Abgetragen wurden aus dem oberen Bereich 5.000 Kubikmeter in das Blüchertal über eine Strecke von 130 Meter. 30.000 Kubikmeter aus dem mittleren Bereich wurden in Richtung Sauerthal über 370 Meter abtransportiert. Dadurch sollten die unteren Massen entlastet werden. Diese wurden in einem Umfang von 60.000 Kubikmeter an den Rhein gebracht und zur Regulierung des Rheinufers verwendet.

Das Unglück hatte deutschlandweit eine hohe Beachtung erfahren. Im Rheingau wurden für die Opfer Spenden gesammelt. Kaiser Wilhelm I. und Kaiserin Auguste besuchten mit einem Sonderzug Kaub am 1. Mai 1876.
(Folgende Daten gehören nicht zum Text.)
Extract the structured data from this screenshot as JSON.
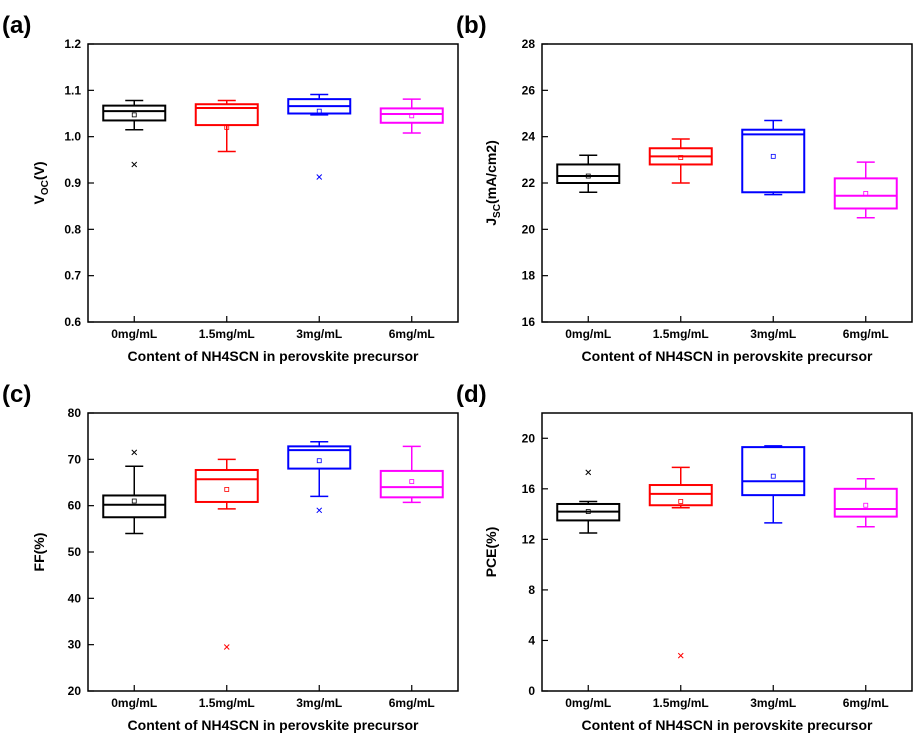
{
  "chart_data": [
    {
      "type": "box",
      "panel_label": "(a)",
      "ylabel": "V",
      "ylabel_sub": "OC",
      "ylabel_suffix": "(V)",
      "xlabel": "Content of NH4SCN in perovskite precursor",
      "categories": [
        "0mg/mL",
        "1.5mg/mL",
        "3mg/mL",
        "6mg/mL"
      ],
      "ylim": [
        0.6,
        1.2
      ],
      "yticks": [
        "0.6",
        "0.7",
        "0.8",
        "0.9",
        "1.0",
        "1.1",
        "1.2"
      ],
      "series": [
        {
          "color": "#000000",
          "whisker_low": 1.015,
          "q1": 1.035,
          "median": 1.055,
          "q3": 1.067,
          "whisker_high": 1.078,
          "mean": 1.047,
          "outliers": [
            0.94
          ]
        },
        {
          "color": "#ff0000",
          "whisker_low": 0.968,
          "q1": 1.025,
          "median": 1.062,
          "q3": 1.07,
          "whisker_high": 1.078,
          "mean": 1.02,
          "outliers": []
        },
        {
          "color": "#0000ff",
          "whisker_low": 1.047,
          "q1": 1.05,
          "median": 1.066,
          "q3": 1.081,
          "whisker_high": 1.091,
          "mean": 1.055,
          "outliers": [
            0.913
          ]
        },
        {
          "color": "#ff00ff",
          "whisker_low": 1.008,
          "q1": 1.03,
          "median": 1.049,
          "q3": 1.061,
          "whisker_high": 1.081,
          "mean": 1.045,
          "outliers": []
        }
      ]
    },
    {
      "type": "box",
      "panel_label": "(b)",
      "ylabel": "J",
      "ylabel_sub": "SC",
      "ylabel_suffix": "(mA/cm2)",
      "xlabel": "Content of NH4SCN in perovskite precursor",
      "categories": [
        "0mg/mL",
        "1.5mg/mL",
        "3mg/mL",
        "6mg/mL"
      ],
      "ylim": [
        16,
        28
      ],
      "yticks": [
        "16",
        "18",
        "20",
        "22",
        "24",
        "26",
        "28"
      ],
      "series": [
        {
          "color": "#000000",
          "whisker_low": 21.6,
          "q1": 22.0,
          "median": 22.3,
          "q3": 22.8,
          "whisker_high": 23.2,
          "mean": 22.3,
          "outliers": []
        },
        {
          "color": "#ff0000",
          "whisker_low": 22.0,
          "q1": 22.8,
          "median": 23.15,
          "q3": 23.5,
          "whisker_high": 23.9,
          "mean": 23.1,
          "outliers": []
        },
        {
          "color": "#0000ff",
          "whisker_low": 21.5,
          "q1": 21.6,
          "median": 24.1,
          "q3": 24.3,
          "whisker_high": 24.7,
          "mean": 23.15,
          "outliers": []
        },
        {
          "color": "#ff00ff",
          "whisker_low": 20.5,
          "q1": 20.9,
          "median": 21.45,
          "q3": 22.2,
          "whisker_high": 22.9,
          "mean": 21.55,
          "outliers": []
        }
      ]
    },
    {
      "type": "box",
      "panel_label": "(c)",
      "ylabel": "FF(%)",
      "ylabel_sub": "",
      "ylabel_suffix": "",
      "xlabel": "Content of NH4SCN in perovskite precursor",
      "categories": [
        "0mg/mL",
        "1.5mg/mL",
        "3mg/mL",
        "6mg/mL"
      ],
      "ylim": [
        20,
        80
      ],
      "yticks": [
        "20",
        "30",
        "40",
        "50",
        "60",
        "70",
        "80"
      ],
      "series": [
        {
          "color": "#000000",
          "whisker_low": 54.0,
          "q1": 57.5,
          "median": 60.2,
          "q3": 62.2,
          "whisker_high": 68.5,
          "mean": 61.0,
          "outliers": [
            71.5
          ]
        },
        {
          "color": "#ff0000",
          "whisker_low": 59.3,
          "q1": 60.8,
          "median": 65.7,
          "q3": 67.7,
          "whisker_high": 70.0,
          "mean": 63.5,
          "outliers": [
            29.5
          ]
        },
        {
          "color": "#0000ff",
          "whisker_low": 62.0,
          "q1": 68.0,
          "median": 72.0,
          "q3": 72.8,
          "whisker_high": 73.8,
          "mean": 69.7,
          "outliers": [
            59.0
          ]
        },
        {
          "color": "#ff00ff",
          "whisker_low": 60.7,
          "q1": 61.8,
          "median": 64.0,
          "q3": 67.5,
          "whisker_high": 72.8,
          "mean": 65.2,
          "outliers": []
        }
      ]
    },
    {
      "type": "box",
      "panel_label": "(d)",
      "ylabel": "PCE(%)",
      "ylabel_sub": "",
      "ylabel_suffix": "",
      "xlabel": "Content of NH4SCN in perovskite precursor",
      "categories": [
        "0mg/mL",
        "1.5mg/mL",
        "3mg/mL",
        "6mg/mL"
      ],
      "ylim": [
        0,
        22
      ],
      "yticks": [
        "0",
        "4",
        "8",
        "12",
        "16",
        "20"
      ],
      "series": [
        {
          "color": "#000000",
          "whisker_low": 12.5,
          "q1": 13.5,
          "median": 14.2,
          "q3": 14.8,
          "whisker_high": 15.0,
          "mean": 14.2,
          "outliers": [
            17.3
          ]
        },
        {
          "color": "#ff0000",
          "whisker_low": 14.5,
          "q1": 14.7,
          "median": 15.6,
          "q3": 16.3,
          "whisker_high": 17.7,
          "mean": 15.0,
          "outliers": [
            2.8
          ]
        },
        {
          "color": "#0000ff",
          "whisker_low": 13.3,
          "q1": 15.5,
          "median": 16.6,
          "q3": 19.3,
          "whisker_high": 19.4,
          "mean": 17.0,
          "outliers": []
        },
        {
          "color": "#ff00ff",
          "whisker_low": 13.0,
          "q1": 13.8,
          "median": 14.4,
          "q3": 16.0,
          "whisker_high": 16.8,
          "mean": 14.7,
          "outliers": []
        }
      ]
    }
  ]
}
RZ: „Caub, 23. November. (Bergrutsch) Allem Anscheine nach ist die Ansicht der Herren Techniker, dass das Wasser in dem Gebirge das Rutschen der Gebirgsmasse nach der Stadt zu veranlasse, wirklich richtig, denn seit einigen Tagen läuft schon aus 3 Stollen, die man zur Abzapfung des Wassers in den Berg hineintreibt, ziemlich viel Wasser ab. Wie man hört, soll dasselbe in allen Stollen von der Seite her eintreten, nach welcher hin alte Schiefergruben vorliegen, worin sich große Wassermassen angesammelt haben. Man erwartet deshalb auch gegen das Frühjahr, d.h. nach dem Schneeabgang, noch einen stärkeren Wasserzulauf in den Stollen und trifft bereits Anstalten zur Legung einer Röhrenleitung, um dies Wasser unterirdisch abzuleiten.“

RZ 1881: 1. Januar Caub, 31. December. Gestern früh ½ 7 Uhr fand unterhalb Caub wieder ein Bergrutsch statt, welcher den Bahnkörper über 20 Meter weit verschüttete, so dass der Eisenbahnverkehr eine Unterbrechung erlitt, welche indessen heute früh wieder soweit beseitigt war, dass die Züge wieder planmäßig fahren können.